Last week Boston researchers Todd Golub and Eric Lander took a vital step towards treating cancer, using new DNA technology to sniff out the differences between different forms of cancer.
One of the biggest decisions facing an oncologist (cancer doctor) treating a tumor is to select the proper treatment. Most cancer cells look alike, although the tumors may in fact be caused by quite different forms of cancer. If the oncologist could clearly identify the cancer, very targeted therapies might be possible. Unable to tell the difference for sure, however, oncologists take no chances. Tumors are treated with therapy that attacks all cancers, usually with severe side effects.
Golub and Lander worked with little glass microchips the size of postage stamps. Etched on the glass are lines. Within each line are layers of DNA, each a gene or a part of a gene. Every known gene in the human body lies somewhere on the DNA microchip, 6,817 in all.
The way to tell the difference between two kinds of cancer is to compare the gene changes that led to the cancer in the first place. Biologists call such gene changes mutations. The mutations that cause many lung cancers are caused by tobacco-induced alteration of a single DNA nucleotide (the genetic message in your genes is written in code letters called nucleotides.) in one gene. Such spot differences between the version of a gene I have and the one you do, or a cancer patient does, are called “single nucleotide polymorphisms,” or SNPs.
Golub and Lander obtained bone marrow cells from patients with two types of leukemia (cancer of white blood cells), and exposed DNA from each to the DNA microchip. The DNA in the chip interacts in different ways with a sample of DNA placed upon the chip, depending wether the sample and chip DNAs are the same or not. Using high-speed computer programs, Golub and Lander examined each of the 6,817 positions on the chip. The two forms of leukemia each showed gene changes from normal, but, importantly, the changes were different in each case! Each had their own characteristic SNP.
The DNA microchip thus offers a quick and reliable way to identify any type of cancer. Just look and see what SNP is present.
Gene chip technology is likely to dominate medicine in the coming millennium, a prospect both exciting and scary. As the human genome project charges toward completion within the next few years, its researchers are excitedly assembling a huge database of SNPs, single-character typos in the complement of human genes we all carry. Research indicates that SNPs can be expected to occur at a frequency of about one per thousand nucleotides, scattered about randomly over the chromosomes. Each of us thus differs from the standard “type sequence” in several thousand nucleotide SNPs.
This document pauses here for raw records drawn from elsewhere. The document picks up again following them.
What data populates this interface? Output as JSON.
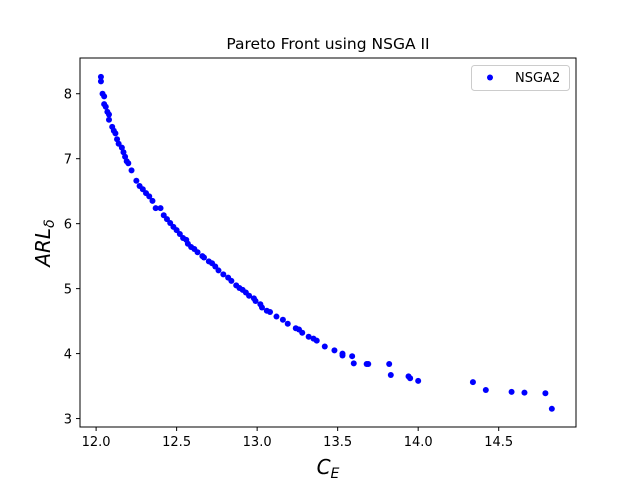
{
  "chart_data": {
    "type": "scatter",
    "title": "Pareto Front using NSGA II",
    "xlabel": {
      "main": "C",
      "sub": "E"
    },
    "ylabel": {
      "main": "ARL",
      "sub": "δ"
    },
    "xlim": [
      11.9,
      14.98
    ],
    "ylim": [
      2.87,
      8.55
    ],
    "xticks": [
      12.0,
      12.5,
      13.0,
      13.5,
      14.0,
      14.5
    ],
    "xtick_labels": [
      "12.0",
      "12.5",
      "13.0",
      "13.5",
      "14.0",
      "14.5"
    ],
    "yticks": [
      3,
      4,
      5,
      6,
      7,
      8
    ],
    "ytick_labels": [
      "3",
      "4",
      "5",
      "6",
      "7",
      "8"
    ],
    "grid": false,
    "legend_position": "top-right",
    "marker_color": "#0000ff",
    "series": [
      {
        "name": "NSGA2",
        "points": [
          [
            12.03,
            8.26
          ],
          [
            12.03,
            8.19
          ],
          [
            12.04,
            8.0
          ],
          [
            12.05,
            7.96
          ],
          [
            12.05,
            7.84
          ],
          [
            12.06,
            7.8
          ],
          [
            12.07,
            7.72
          ],
          [
            12.08,
            7.68
          ],
          [
            12.08,
            7.6
          ],
          [
            12.1,
            7.49
          ],
          [
            12.11,
            7.43
          ],
          [
            12.12,
            7.39
          ],
          [
            12.13,
            7.3
          ],
          [
            12.14,
            7.23
          ],
          [
            12.16,
            7.17
          ],
          [
            12.17,
            7.1
          ],
          [
            12.18,
            7.03
          ],
          [
            12.19,
            6.96
          ],
          [
            12.2,
            6.93
          ],
          [
            12.22,
            6.82
          ],
          [
            12.25,
            6.66
          ],
          [
            12.27,
            6.58
          ],
          [
            12.29,
            6.53
          ],
          [
            12.31,
            6.47
          ],
          [
            12.33,
            6.42
          ],
          [
            12.35,
            6.35
          ],
          [
            12.37,
            6.24
          ],
          [
            12.4,
            6.24
          ],
          [
            12.42,
            6.13
          ],
          [
            12.44,
            6.07
          ],
          [
            12.46,
            6.01
          ],
          [
            12.48,
            5.95
          ],
          [
            12.5,
            5.9
          ],
          [
            12.52,
            5.84
          ],
          [
            12.54,
            5.78
          ],
          [
            12.56,
            5.75
          ],
          [
            12.57,
            5.69
          ],
          [
            12.59,
            5.64
          ],
          [
            12.61,
            5.61
          ],
          [
            12.63,
            5.56
          ],
          [
            12.66,
            5.5
          ],
          [
            12.67,
            5.48
          ],
          [
            12.7,
            5.42
          ],
          [
            12.72,
            5.39
          ],
          [
            12.74,
            5.34
          ],
          [
            12.76,
            5.28
          ],
          [
            12.79,
            5.22
          ],
          [
            12.82,
            5.17
          ],
          [
            12.84,
            5.12
          ],
          [
            12.87,
            5.05
          ],
          [
            12.89,
            5.01
          ],
          [
            12.91,
            4.98
          ],
          [
            12.93,
            4.94
          ],
          [
            12.95,
            4.89
          ],
          [
            12.98,
            4.85
          ],
          [
            12.99,
            4.81
          ],
          [
            13.02,
            4.76
          ],
          [
            13.03,
            4.71
          ],
          [
            13.06,
            4.66
          ],
          [
            13.08,
            4.64
          ],
          [
            13.12,
            4.57
          ],
          [
            13.16,
            4.52
          ],
          [
            13.19,
            4.46
          ],
          [
            13.24,
            4.39
          ],
          [
            13.26,
            4.37
          ],
          [
            13.28,
            4.32
          ],
          [
            13.32,
            4.26
          ],
          [
            13.35,
            4.23
          ],
          [
            13.37,
            4.2
          ],
          [
            13.42,
            4.11
          ],
          [
            13.48,
            4.05
          ],
          [
            13.53,
            4.0
          ],
          [
            13.53,
            3.97
          ],
          [
            13.59,
            3.96
          ],
          [
            13.6,
            3.85
          ],
          [
            13.68,
            3.84
          ],
          [
            13.69,
            3.84
          ],
          [
            13.82,
            3.84
          ],
          [
            13.83,
            3.67
          ],
          [
            13.94,
            3.65
          ],
          [
            13.95,
            3.62
          ],
          [
            14.0,
            3.58
          ],
          [
            14.34,
            3.56
          ],
          [
            14.42,
            3.44
          ],
          [
            14.58,
            3.41
          ],
          [
            14.66,
            3.4
          ],
          [
            14.79,
            3.39
          ],
          [
            14.83,
            3.15
          ]
        ]
      }
    ]
  }
}
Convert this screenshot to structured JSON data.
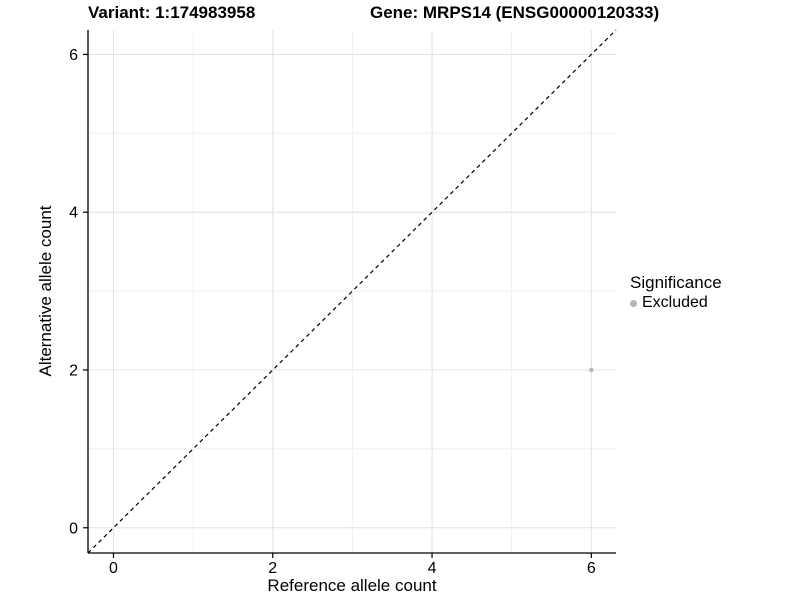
{
  "chart_data": {
    "type": "scatter",
    "titles": [
      "Variant: 1:174983958",
      "Gene: MRPS14 (ENSG00000120333)"
    ],
    "xlabel": "Reference allele count",
    "ylabel": "Alternative allele count",
    "xlim": [
      -0.32,
      6.31
    ],
    "ylim": [
      -0.32,
      6.31
    ],
    "x_ticks": [
      0,
      2,
      4,
      6
    ],
    "y_ticks": [
      0,
      2,
      4,
      6
    ],
    "x_minor_ticks": [
      1,
      3,
      5
    ],
    "y_minor_ticks": [
      1,
      3,
      5
    ],
    "series": [
      {
        "name": "Excluded",
        "color": "#b5b5b5",
        "points": [
          {
            "x": 6,
            "y": 2
          }
        ]
      }
    ],
    "reference_line": {
      "type": "identity",
      "slope": 1,
      "intercept": 0,
      "style": "dashed",
      "color": "#000000"
    },
    "legend": {
      "title": "Significance",
      "position": "right",
      "items": [
        {
          "label": "Excluded",
          "color": "#b5b5b5",
          "marker": "circle"
        }
      ]
    },
    "grid": {
      "major": true,
      "minor": true
    },
    "colors": {
      "background": "#ffffff",
      "grid_major": "#e4e4e4",
      "grid_minor": "#efefef",
      "axis": "#000000",
      "tick_text": "#000000"
    }
  }
}
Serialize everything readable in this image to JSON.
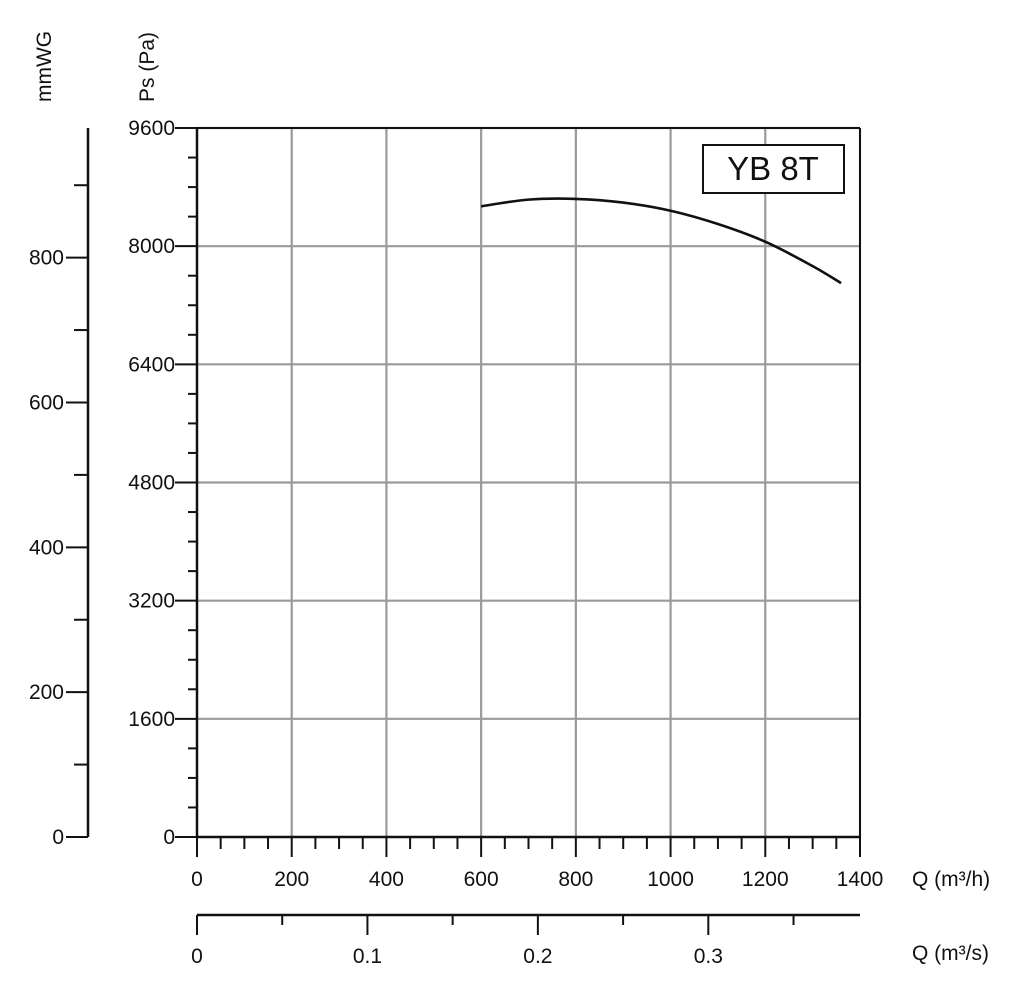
{
  "chart_data": {
    "type": "line",
    "model_label": "YB 8T",
    "x_axis": {
      "label": "Q (m³/h)",
      "range": [
        0,
        1400
      ],
      "ticks": [
        "0",
        "200",
        "400",
        "600",
        "800",
        "1000",
        "1200",
        "1400"
      ],
      "grid": true
    },
    "x2_axis": {
      "label": "Q (m³/s)",
      "range": [
        0,
        0.389
      ],
      "ticks": [
        "0",
        "0.1",
        "0.2",
        "0.3"
      ]
    },
    "y_axis": {
      "label": "Ps (Pa)",
      "range": [
        0,
        9600
      ],
      "ticks": [
        "0",
        "1600",
        "3200",
        "4800",
        "6400",
        "8000",
        "9600"
      ],
      "grid": true
    },
    "y2_axis": {
      "label": "mmWG",
      "range": [
        0,
        979
      ],
      "ticks": [
        "0",
        "200",
        "400",
        "600",
        "800"
      ]
    },
    "series": [
      {
        "x": [
          600,
          700,
          800,
          900,
          1000,
          1100,
          1200,
          1300,
          1360
        ],
        "y": [
          8540,
          8630,
          8640,
          8590,
          8480,
          8300,
          8060,
          7730,
          7500
        ]
      }
    ]
  }
}
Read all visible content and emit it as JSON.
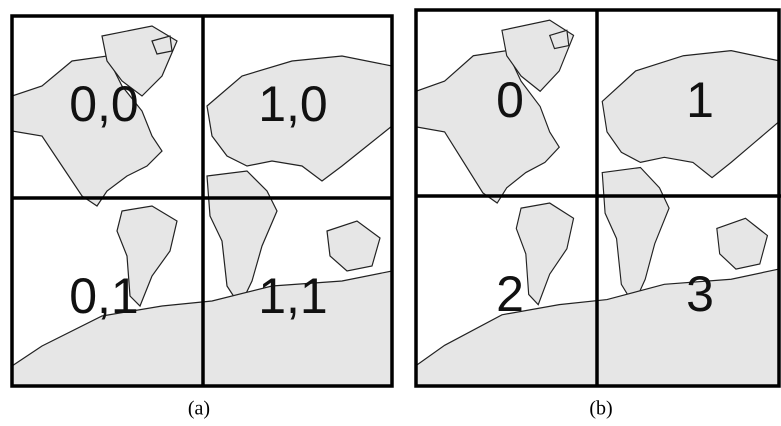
{
  "panels": [
    {
      "tiles": [
        {
          "label": "0,0"
        },
        {
          "label": "1,0"
        },
        {
          "label": "0,1"
        },
        {
          "label": "1,1"
        }
      ],
      "caption": "(a)"
    },
    {
      "tiles": [
        {
          "label": "0"
        },
        {
          "label": "1"
        },
        {
          "label": "2"
        },
        {
          "label": "3"
        }
      ],
      "caption": "(b)"
    }
  ]
}
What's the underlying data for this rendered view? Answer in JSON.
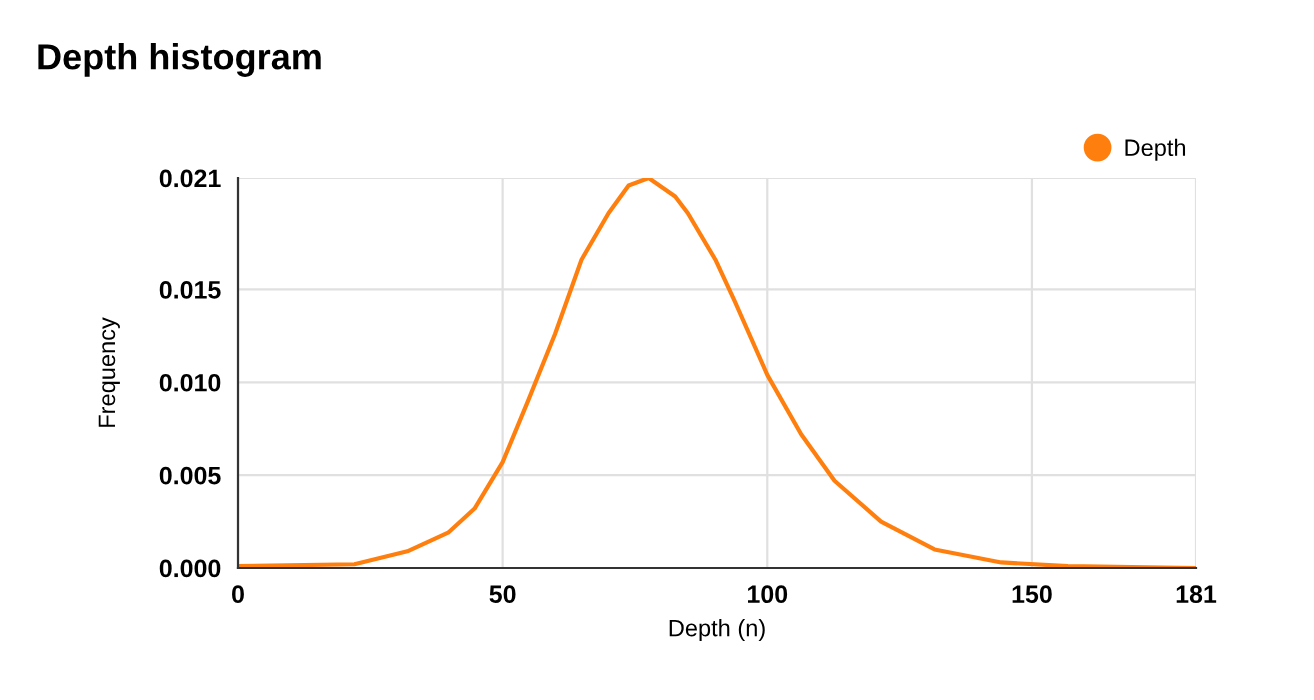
{
  "chart_data": {
    "type": "line",
    "title": "Depth histogram",
    "xlabel": "Depth (n)",
    "ylabel": "Frequency",
    "x": [
      0,
      22,
      32,
      39.7,
      44.7,
      50,
      54.8,
      59.9,
      64.9,
      70,
      73.8,
      77.6,
      82.6,
      85,
      90.2,
      93.8,
      100,
      106.4,
      112.7,
      121.5,
      131.6,
      144.2,
      156.8,
      181
    ],
    "series": [
      {
        "name": "Depth",
        "color": "#ff7f0e",
        "values": [
          0.0001,
          0.0002,
          0.0009,
          0.0019,
          0.0032,
          0.0057,
          0.009,
          0.0126,
          0.0166,
          0.0191,
          0.0206,
          0.021,
          0.02,
          0.0191,
          0.0166,
          0.0144,
          0.0104,
          0.0072,
          0.0047,
          0.0025,
          0.001,
          0.0003,
          0.0001,
          0.0
        ]
      }
    ],
    "xlim": [
      0,
      181
    ],
    "xticks": [
      0,
      50,
      100,
      150,
      181
    ],
    "ylim": [
      0,
      0.021
    ],
    "yticks": [
      {
        "value": 0,
        "label": "0.000"
      },
      {
        "value": 0.005,
        "label": "0.005"
      },
      {
        "value": 0.01,
        "label": "0.010"
      },
      {
        "value": 0.015,
        "label": "0.015"
      },
      {
        "value": 0.021,
        "label": "0.021"
      }
    ],
    "grid": true,
    "legend": "top right",
    "marker": "none",
    "line_style": "solid"
  }
}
Researchers have announced plans to compile a data base of hundreds of thousands of SNPs over the next two years. Screening SNPs and comparing them to known SNP data bases will soon allow doctors to screen each of us for copies of genes leading to genetic diseases. Many genetic diseases are associated with SNPs, including cystic fibrosis and muscular dystrophy.
Most of the few thousand SNPs we each carry do no damage, cause no disease. But if you think about it, they are responsible for much of the difference between individuals. My SNPs are the part of me that makes me ME. Studies of how personality and intelligence (however measured) are inherited among humans indicate that over three quarters of the variation among individuals is due to heredity, to differences in the DNA — to SNPs.
So what does it mean to say that soon someone will be able, on a DNA microchip, to read your SNP profile? Sitting at a computer terminal, someone you have never met may inspect each SNP and ask if it matches anything in the data base. Is it correlated with any disease, for example, or with any tendency to excessive weight or other medically significant condition? Do you really want to know? Do you want your insurance company to know?
Any even more troublesome scenario will become possible as more and more people have their SNP profiles added to the data base. Many of the most interesting things that our parents contribute to what we are like are complex, hereditary gifts that involve many genes, not single SNPs. But with a big enough data base, genomic scientists will be able to begin searching the data base for multiple-SNP patterns that correlate with personality, behavior, and intelligence. In this brave new world, individuality and privacy will take on a whole new meaning.